Looks like XML::Simple gets a lot of bad press here. I guess it stems from the fact that most people fail to read the docs even if short. Let's see, what are the problems with XML::Simple.
First, the data structure it produces is not always consistent. Eg. for XML like this:
<root>
<tag>
<sub>foo</sub>
</tag>
<tag>
<sub>bar</sub>
<sub>baz</sub>
</tag>
</root>
the <sub> is once converted to a scalar and second time to an array of scalars. Big deal! Here comes ForceArray=>[qw(list of tags that may be repeated)].
Next problem is that it's a bit too aggressice in trying to help you with transforming
<root>
<tag>
<name>foo</name>
<value>475</value>
</tag>
<tag>
<name>bar</name>
<value>147</value>
</tag>
</root>
to
{
'tag' => {
'bar' => {
'value' => '147'
},
'foo' => {
'value' => '475'
}
}
}
Again, huge deal, READ THE DOCS and set KeyAttr => [] or to whatever list of tags/attributes you do want to fold on.
There is a problem though that has not been adequately handled in XML::Simple yet though. The inconsistency of
<root>
<tag>content only</tag>
<tag attr="1">and content</tag>
</root>
If you have a tag that has only optional attributes and it sometimes has and somethimes doesn't have the attributes it's harder than necessary to find out the content. You have to use ref() to see whether the <tag> produced a scalar or a hashref. There is an option that can force XML::Simple to always produce the hashref, but it applies to all tags, not just those few that it makes sense for. It's not actually that hard to implement so that it supports the same kind of settings as ForceArray. I just did that and will send a patch to the module maintaner shortly.

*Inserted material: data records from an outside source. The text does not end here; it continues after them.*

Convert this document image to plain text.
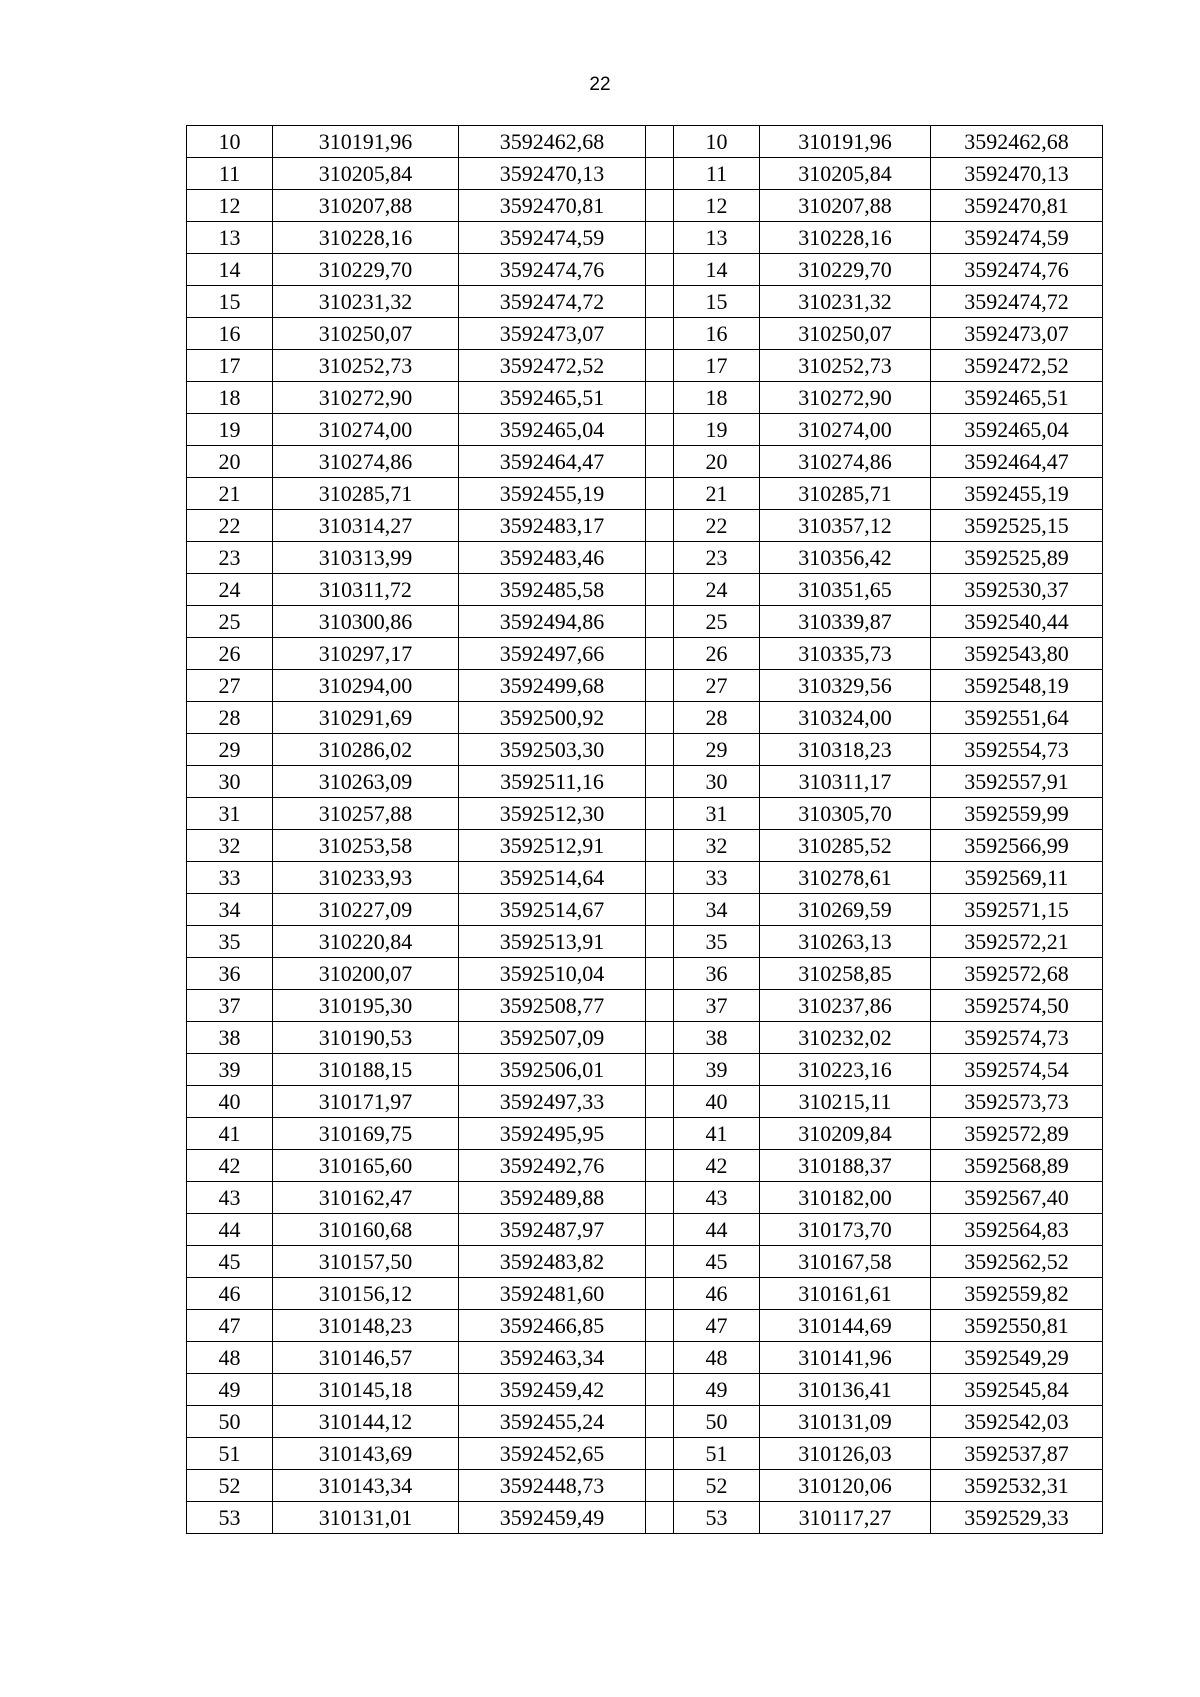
22
10	310191,96	3592462,68		10	310191,96	3592462,68
11	310205,84	3592470,13		11	310205,84	3592470,13
12	310207,88	3592470,81		12	310207,88	3592470,81
13	310228,16	3592474,59		13	310228,16	3592474,59
14	310229,70	3592474,76		14	310229,70	3592474,76
15	310231,32	3592474,72		15	310231,32	3592474,72
16	310250,07	3592473,07		16	310250,07	3592473,07
17	310252,73	3592472,52		17	310252,73	3592472,52
18	310272,90	3592465,51		18	310272,90	3592465,51
19	310274,00	3592465,04		19	310274,00	3592465,04
20	310274,86	3592464,47		20	310274,86	3592464,47
21	310285,71	3592455,19		21	310285,71	3592455,19
22	310314,27	3592483,17		22	310357,12	3592525,15
23	310313,99	3592483,46		23	310356,42	3592525,89
24	310311,72	3592485,58		24	310351,65	3592530,37
25	310300,86	3592494,86		25	310339,87	3592540,44
26	310297,17	3592497,66		26	310335,73	3592543,80
27	310294,00	3592499,68		27	310329,56	3592548,19
28	310291,69	3592500,92		28	310324,00	3592551,64
29	310286,02	3592503,30		29	310318,23	3592554,73
30	310263,09	3592511,16		30	310311,17	3592557,91
31	310257,88	3592512,30		31	310305,70	3592559,99
32	310253,58	3592512,91		32	310285,52	3592566,99
33	310233,93	3592514,64		33	310278,61	3592569,11
34	310227,09	3592514,67		34	310269,59	3592571,15
35	310220,84	3592513,91		35	310263,13	3592572,21
36	310200,07	3592510,04		36	310258,85	3592572,68
37	310195,30	3592508,77		37	310237,86	3592574,50
38	310190,53	3592507,09		38	310232,02	3592574,73
39	310188,15	3592506,01		39	310223,16	3592574,54
40	310171,97	3592497,33		40	310215,11	3592573,73
41	310169,75	3592495,95		41	310209,84	3592572,89
42	310165,60	3592492,76		42	310188,37	3592568,89
43	310162,47	3592489,88		43	310182,00	3592567,40
44	310160,68	3592487,97		44	310173,70	3592564,83
45	310157,50	3592483,82		45	310167,58	3592562,52
46	310156,12	3592481,60		46	310161,61	3592559,82
47	310148,23	3592466,85		47	310144,69	3592550,81
48	310146,57	3592463,34		48	310141,96	3592549,29
49	310145,18	3592459,42		49	310136,41	3592545,84
50	310144,12	3592455,24		50	310131,09	3592542,03
51	310143,69	3592452,65		51	310126,03	3592537,87
52	310143,34	3592448,73		52	310120,06	3592532,31
53	310131,01	3592459,49		53	310117,27	3592529,33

So all you have to do to get a nice, clean, consistent minimal datastructure out of the XML is to set ForceArray, KeyAttr and ForceContent accordingly. Big deal.
Besides you can infer the tags that need the ForceArray and ForceContent from the example XMLs, the DTD or the Schema. I actually already have the inferring from example XMLs for my XML::Rules done and it's trivila to change it to produce the options in the XML::Simple format. The upcomming version of XML::Rules will contain functions that'll for inferring these options from examples and DTDs for both.
P.S.: Sporti69, you may of course consider using my XML::Rules instead, with a little more work it can give you a more streamlined or even filtered and tweaked datastructure and would allow you to process the XML in chunks instead of loading everything into memory first and only then giving you a chance to process anything.
P.P.S.: I did not discuss one "problem" of XML::Simple, it doesn't preserve the order of child tags. When was the last time you needed that when extracting data from a data-oriented XML? That information would just waste memory and possibly complicate the access in such applications. Of course it means that XML::Simple is not suited for document-oriented XML and for modifying XML that's supposed to be used by a more strict application. If you need that, use a different module.
|